How much do you need to retire? The amount varies, but Fidelity’s rule of thumb seems to line up with the general consensus that you should have 10x your income saved up by age 67.
By age, this is where you should be according to Fidelity.
Example:
- Income: $300,000
- Amount you should have saved by 67: $3,000,000
- Monthly allocation over 25 years of retirement: $10,000 ($3,000,000/25/12)
How Much You Should Have Saved by Age
Target: $3,000,000
Savings by Age:
Age 30: $300,000
Age 35: $600,000
Age 40: $900,000
Age 45: $1,200,000
Age 50: $1,800,000
Age 55: $2,100,000
Age 60: $2,400,000
Age 67: $3,000,000
Where do you stack up?
Based on your age, are you ahead or behind schedule when it comes to the amount you should have saved?
Important Question
What if you want to have $3,000,000 saved at retirement but you only make $200,000 a year? You want to have $10,000 a month for 25 years at retirement, but if you don’t make $300,000 a year, the general guidelines for how much you need to have saved by age 67 won’t get you where you want. In other words, if you need 10x your income by age 67 and you only make $200,000 a year, that only puts you at $2,000,000 at retirement. Conventional wisdom may tell you that $2,000,000 may be enough for you to retire, but you don’t want just enough. You want peace of mind and, if possible, to leave something for your heirs.

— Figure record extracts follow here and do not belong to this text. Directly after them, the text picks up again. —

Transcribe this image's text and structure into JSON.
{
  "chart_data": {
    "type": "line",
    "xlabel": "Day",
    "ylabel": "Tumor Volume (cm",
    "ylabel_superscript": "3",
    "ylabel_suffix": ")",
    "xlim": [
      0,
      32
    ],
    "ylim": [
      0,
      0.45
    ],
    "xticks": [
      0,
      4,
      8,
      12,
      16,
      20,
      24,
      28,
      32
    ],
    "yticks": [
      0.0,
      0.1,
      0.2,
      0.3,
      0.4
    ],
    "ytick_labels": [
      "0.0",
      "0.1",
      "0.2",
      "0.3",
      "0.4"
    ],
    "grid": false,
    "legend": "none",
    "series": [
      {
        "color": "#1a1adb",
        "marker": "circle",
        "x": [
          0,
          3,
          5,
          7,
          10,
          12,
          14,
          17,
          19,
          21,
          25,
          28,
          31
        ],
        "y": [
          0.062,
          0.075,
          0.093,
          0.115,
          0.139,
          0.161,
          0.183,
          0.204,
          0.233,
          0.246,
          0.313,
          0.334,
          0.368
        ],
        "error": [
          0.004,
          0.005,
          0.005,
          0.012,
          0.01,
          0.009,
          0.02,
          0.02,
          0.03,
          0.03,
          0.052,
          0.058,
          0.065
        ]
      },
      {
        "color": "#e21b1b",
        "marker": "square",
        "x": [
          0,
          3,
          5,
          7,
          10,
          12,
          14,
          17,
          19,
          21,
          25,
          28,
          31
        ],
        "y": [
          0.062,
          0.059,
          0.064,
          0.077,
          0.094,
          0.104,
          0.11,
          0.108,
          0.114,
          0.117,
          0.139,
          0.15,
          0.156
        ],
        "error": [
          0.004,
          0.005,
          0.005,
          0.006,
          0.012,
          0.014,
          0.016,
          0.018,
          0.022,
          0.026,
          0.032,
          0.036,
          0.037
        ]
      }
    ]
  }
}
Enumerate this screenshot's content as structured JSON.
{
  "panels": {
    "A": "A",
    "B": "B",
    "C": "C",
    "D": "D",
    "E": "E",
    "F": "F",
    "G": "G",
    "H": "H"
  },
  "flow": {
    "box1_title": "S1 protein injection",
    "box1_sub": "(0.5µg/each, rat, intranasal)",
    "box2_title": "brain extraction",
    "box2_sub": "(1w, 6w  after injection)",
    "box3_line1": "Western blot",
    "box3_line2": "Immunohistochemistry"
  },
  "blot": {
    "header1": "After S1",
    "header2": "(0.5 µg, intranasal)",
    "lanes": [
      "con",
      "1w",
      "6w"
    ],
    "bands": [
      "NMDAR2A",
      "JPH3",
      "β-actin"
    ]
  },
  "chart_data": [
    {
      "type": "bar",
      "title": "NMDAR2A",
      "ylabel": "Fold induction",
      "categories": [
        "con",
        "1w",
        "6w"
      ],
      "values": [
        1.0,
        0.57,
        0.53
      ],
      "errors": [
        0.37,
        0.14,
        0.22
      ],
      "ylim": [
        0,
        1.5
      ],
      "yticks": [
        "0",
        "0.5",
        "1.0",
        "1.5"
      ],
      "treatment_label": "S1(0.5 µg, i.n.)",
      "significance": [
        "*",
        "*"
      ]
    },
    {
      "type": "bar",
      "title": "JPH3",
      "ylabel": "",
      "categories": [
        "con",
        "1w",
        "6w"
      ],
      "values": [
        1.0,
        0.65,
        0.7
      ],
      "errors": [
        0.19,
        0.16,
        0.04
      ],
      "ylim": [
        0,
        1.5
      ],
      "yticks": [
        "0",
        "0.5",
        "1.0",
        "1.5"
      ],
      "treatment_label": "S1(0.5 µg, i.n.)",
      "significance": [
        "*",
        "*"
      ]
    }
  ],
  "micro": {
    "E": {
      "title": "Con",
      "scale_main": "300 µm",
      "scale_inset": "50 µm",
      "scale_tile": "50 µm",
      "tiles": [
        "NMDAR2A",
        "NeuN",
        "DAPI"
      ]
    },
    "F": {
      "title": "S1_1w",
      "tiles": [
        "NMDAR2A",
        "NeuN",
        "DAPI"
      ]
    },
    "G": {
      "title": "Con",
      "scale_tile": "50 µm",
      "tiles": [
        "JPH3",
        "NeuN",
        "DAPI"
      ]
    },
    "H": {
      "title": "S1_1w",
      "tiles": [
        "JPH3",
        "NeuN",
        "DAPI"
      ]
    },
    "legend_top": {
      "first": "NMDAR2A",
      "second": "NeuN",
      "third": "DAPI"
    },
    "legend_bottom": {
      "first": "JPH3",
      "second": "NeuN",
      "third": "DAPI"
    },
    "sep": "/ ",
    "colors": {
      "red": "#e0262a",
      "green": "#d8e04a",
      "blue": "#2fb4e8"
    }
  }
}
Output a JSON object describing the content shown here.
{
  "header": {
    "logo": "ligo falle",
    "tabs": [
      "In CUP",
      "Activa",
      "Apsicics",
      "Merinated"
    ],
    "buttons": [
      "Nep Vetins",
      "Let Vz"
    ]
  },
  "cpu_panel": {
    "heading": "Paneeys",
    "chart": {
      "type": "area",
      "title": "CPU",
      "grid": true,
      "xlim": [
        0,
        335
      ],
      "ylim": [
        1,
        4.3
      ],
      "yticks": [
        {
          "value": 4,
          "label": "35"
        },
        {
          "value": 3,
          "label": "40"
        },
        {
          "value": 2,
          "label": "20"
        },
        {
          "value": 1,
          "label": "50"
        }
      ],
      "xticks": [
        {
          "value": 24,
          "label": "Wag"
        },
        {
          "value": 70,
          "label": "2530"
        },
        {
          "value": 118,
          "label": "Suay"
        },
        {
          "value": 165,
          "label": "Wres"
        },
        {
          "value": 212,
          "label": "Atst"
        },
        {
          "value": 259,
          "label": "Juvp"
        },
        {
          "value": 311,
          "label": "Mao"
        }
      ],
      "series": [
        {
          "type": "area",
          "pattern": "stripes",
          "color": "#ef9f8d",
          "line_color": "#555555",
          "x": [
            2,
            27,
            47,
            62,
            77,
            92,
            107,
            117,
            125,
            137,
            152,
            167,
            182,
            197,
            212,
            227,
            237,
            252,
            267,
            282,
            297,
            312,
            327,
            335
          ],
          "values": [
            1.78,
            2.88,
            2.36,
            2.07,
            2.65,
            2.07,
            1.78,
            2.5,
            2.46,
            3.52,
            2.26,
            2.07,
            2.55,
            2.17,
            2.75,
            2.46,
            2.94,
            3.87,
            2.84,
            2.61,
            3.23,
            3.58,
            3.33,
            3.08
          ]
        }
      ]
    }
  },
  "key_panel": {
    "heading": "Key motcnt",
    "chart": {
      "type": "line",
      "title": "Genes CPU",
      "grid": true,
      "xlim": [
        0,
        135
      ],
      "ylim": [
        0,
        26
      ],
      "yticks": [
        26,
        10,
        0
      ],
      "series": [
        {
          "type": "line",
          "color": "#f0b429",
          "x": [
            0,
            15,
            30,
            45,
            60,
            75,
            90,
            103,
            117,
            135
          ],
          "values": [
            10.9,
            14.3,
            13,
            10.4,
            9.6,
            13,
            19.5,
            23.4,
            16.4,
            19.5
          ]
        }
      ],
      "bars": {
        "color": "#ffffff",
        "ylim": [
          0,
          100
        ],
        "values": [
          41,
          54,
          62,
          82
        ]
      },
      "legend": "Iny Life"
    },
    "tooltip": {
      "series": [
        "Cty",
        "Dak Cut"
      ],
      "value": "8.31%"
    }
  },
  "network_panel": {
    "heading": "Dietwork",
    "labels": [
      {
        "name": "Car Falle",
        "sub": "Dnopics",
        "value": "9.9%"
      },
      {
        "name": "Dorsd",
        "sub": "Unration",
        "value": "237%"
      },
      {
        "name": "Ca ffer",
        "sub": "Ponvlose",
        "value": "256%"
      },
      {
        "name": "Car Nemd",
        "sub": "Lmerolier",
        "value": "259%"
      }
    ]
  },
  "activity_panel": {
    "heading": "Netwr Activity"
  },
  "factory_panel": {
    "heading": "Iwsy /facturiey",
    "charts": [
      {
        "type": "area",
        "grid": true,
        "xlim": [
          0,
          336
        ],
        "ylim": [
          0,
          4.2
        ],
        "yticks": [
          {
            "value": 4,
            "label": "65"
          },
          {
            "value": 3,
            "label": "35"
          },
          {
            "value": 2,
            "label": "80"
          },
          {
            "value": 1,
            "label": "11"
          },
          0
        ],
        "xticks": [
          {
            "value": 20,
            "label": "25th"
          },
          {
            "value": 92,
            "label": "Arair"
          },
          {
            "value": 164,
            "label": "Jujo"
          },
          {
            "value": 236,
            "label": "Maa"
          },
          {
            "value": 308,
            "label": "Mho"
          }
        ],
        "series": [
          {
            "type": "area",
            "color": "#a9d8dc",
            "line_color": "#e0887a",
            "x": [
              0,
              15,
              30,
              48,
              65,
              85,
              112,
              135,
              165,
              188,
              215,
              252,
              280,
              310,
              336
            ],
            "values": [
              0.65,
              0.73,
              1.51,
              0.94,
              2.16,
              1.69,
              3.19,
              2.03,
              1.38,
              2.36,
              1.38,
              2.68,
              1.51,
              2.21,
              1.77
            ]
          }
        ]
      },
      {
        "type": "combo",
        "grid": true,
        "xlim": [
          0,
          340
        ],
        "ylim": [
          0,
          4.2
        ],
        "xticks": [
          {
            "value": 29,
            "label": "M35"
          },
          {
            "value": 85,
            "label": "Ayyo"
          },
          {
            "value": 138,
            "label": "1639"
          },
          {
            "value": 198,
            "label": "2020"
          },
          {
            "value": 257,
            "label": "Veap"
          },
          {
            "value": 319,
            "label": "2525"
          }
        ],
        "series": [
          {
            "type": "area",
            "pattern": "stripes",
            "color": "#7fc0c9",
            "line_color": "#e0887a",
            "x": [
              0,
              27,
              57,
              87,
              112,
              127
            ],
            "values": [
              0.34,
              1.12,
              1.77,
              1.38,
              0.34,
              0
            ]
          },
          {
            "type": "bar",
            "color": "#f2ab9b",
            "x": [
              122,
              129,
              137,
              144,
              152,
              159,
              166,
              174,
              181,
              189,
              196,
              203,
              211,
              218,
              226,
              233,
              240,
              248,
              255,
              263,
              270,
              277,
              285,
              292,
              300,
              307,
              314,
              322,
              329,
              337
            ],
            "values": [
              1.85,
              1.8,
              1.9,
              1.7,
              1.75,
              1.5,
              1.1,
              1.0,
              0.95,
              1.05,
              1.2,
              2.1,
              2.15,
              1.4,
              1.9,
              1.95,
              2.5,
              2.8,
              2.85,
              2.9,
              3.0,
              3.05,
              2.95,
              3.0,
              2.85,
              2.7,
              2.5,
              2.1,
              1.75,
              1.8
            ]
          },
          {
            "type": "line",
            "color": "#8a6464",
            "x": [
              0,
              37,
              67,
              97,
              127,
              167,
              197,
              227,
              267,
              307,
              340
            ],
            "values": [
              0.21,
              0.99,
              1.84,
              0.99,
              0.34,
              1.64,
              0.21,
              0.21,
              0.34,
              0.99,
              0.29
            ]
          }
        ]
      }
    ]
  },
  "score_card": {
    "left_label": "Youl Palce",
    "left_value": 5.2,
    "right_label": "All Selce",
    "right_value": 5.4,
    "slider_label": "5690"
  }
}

If you don’t see your salary making big jumps during your career, you will have to find other sources of income in order to keep pace with the suggested savings milestones. In other words, you have to find a way to increase your income from $200,000 to $300,000.
But you’re thinking to yourself that there aren’t enough hours in the day to take on more work or to take on another job. What are your options?
Investing for Passive Income
The key to retiring on schedule—or even ahead of schedule—is to put your money to work for you. In your job, you’re working for your money. You’re trading time for money. When you learn to flip the script and put your money to work for you, you’ll be able to buy your time back.
“If you don’t find a way to make money while you sleep, you will work until you die.” -Warren Buffett
When people invest in the stock market, they’re investing in growth. They’re hoping that the price of their stocks will increase and that when they sell them, they’ll be able to profit.
The problem with stocks and stock-based retirement plans like 401(k)s is that stocks can be volatile and are based on timing, and if you have the timing wrong, a market crash or downturn can throw a wrench in your retirement plans, like in 2008 when the stock market lost more than half its value. Those who were planning to retire in 2008 and live off their 401(k)’s were suddenly faced with the reality that half their nest egg disappeared overnight.
Investors who retire early or on schedule invest differently than the rest of the pack. Instead of investing for growth and appreciation in stocks, they invest for income—passive income. This is how the ultra-wealthy invest, and it’s how everyone who wants to retire early or on schedule should invest.
The ultra-wealthy invest for income, and they favor two assets above all others for generating passive income: commercial real estate and investments in income-producing private businesses (i.e., private equity).
Investing for passive income is essential for retiring early because of the compounding power of a consistent and reliable income stream. And for consistency and reliability, no asset matches the performance of cash-flowing real estate, which has proven its worth over time.
Cash flowing real estate provides a steady income stream through rent, offering long-term financial security. Income-producing real estate ensures consistent cash flow over extended periods. This passive income can be reinvested, driving the compounding effect essential for wealth accumulation.
Cash-flowing real estate that generates predictable and stable rental income can be reinvested into additional properties to create additional streams of passive income to compound wealth. Moreover, as rents increase over time, this income also increases, providing a buffer from inflation as well. This ability to reinvest passive income to create additional streams of income accelerates wealth exponentially to narrow the timeline for retirement.
In addition to cash flow, income-producing properties also appreciate over time, adding another layer of profit and returns. Savvy investors also use leverage—bank financing—to expand real estate holdings and, in turn, amplify returns. Bank loans pay for themselves as rental income is used to pay down the debt.
Where are you in terms of how much you have saved for retirement? If you’re behind schedule or want to accelerate the timeline for retiring and don’t have more hours in the day to work, consider investing for income. Instead of investing for growth like with stocks, consider investing for income with a consistent and reliable asset like real estate that not only offers growth but income that can be reinvested to grow wealth exponentially.